Several independent outlets produced in-depth coverage of the Brazilian local elections last year, examining the climate policies, or lack thereof, of candidates in Amazonian municipalities and their direct impact on the climate.
Pontes said that the region needs “a political change where we no longer elect politicians… that use this discourse that the forest is an economic backwardness for the region. As long as we are electing politicians of the level we have today in Acre, with this discourse, deforestation will continue to increase, we will lose more forests and, consequently, the climate crisis will intensify.”
For some, this political engagement is where the Amazon’s independent news outlets most differ from the traditional urban newspapers of the region, which have larger audiences but are openly funded by politicians and corporations, influencing their coverage. Cecilia Amorim, another co-founder of Carta Amazônia, said journalists in the Amazon sometimes label a disaster as caused by climate change, but don’t report on the local deforestation projects that transform both the local and global climate: “They don't specify that it's a direct effect from the agribusiness that invaded that area, from the monoculture of rice that is there.”

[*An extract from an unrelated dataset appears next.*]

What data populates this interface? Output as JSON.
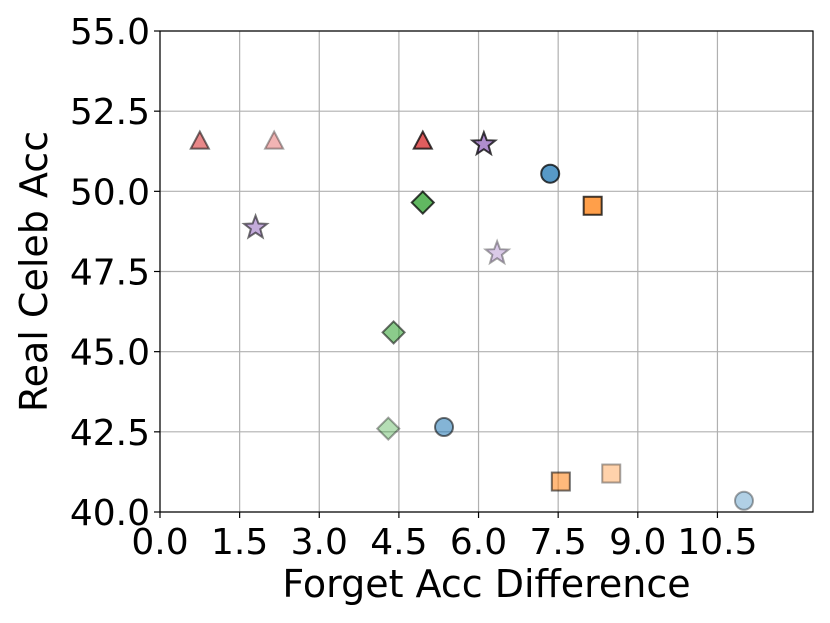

The end goal of this kind of reporting on the local causes of the climate crisis is to show readers what needs to change in the Amazon.
“With this journalism that we want to do, we want to build a new social, political awareness in local society, so that people can reflect more,” Pontes said. “We also need to build an economic discourse, to show society--children--that we can grow economically, generate jobs, distribute income, by keeping the forest standing, using the forest in a sustainable, rational way and even through reforestation.”
This final step, of demonstrating the policies in the Amazon that could help combat the climate crisis, is crucial not just to instill political awareness but also to give people hope, a challenging task given the devastation recent disasters have caused.
“We need to have a perspective of hope, because it’s not like everything is going to explode and collapse,” said Pereira of InfoAmazonia. “We will continue here, the Amazon will also continue here. So we need to find ways to make this as good as possible however we can.”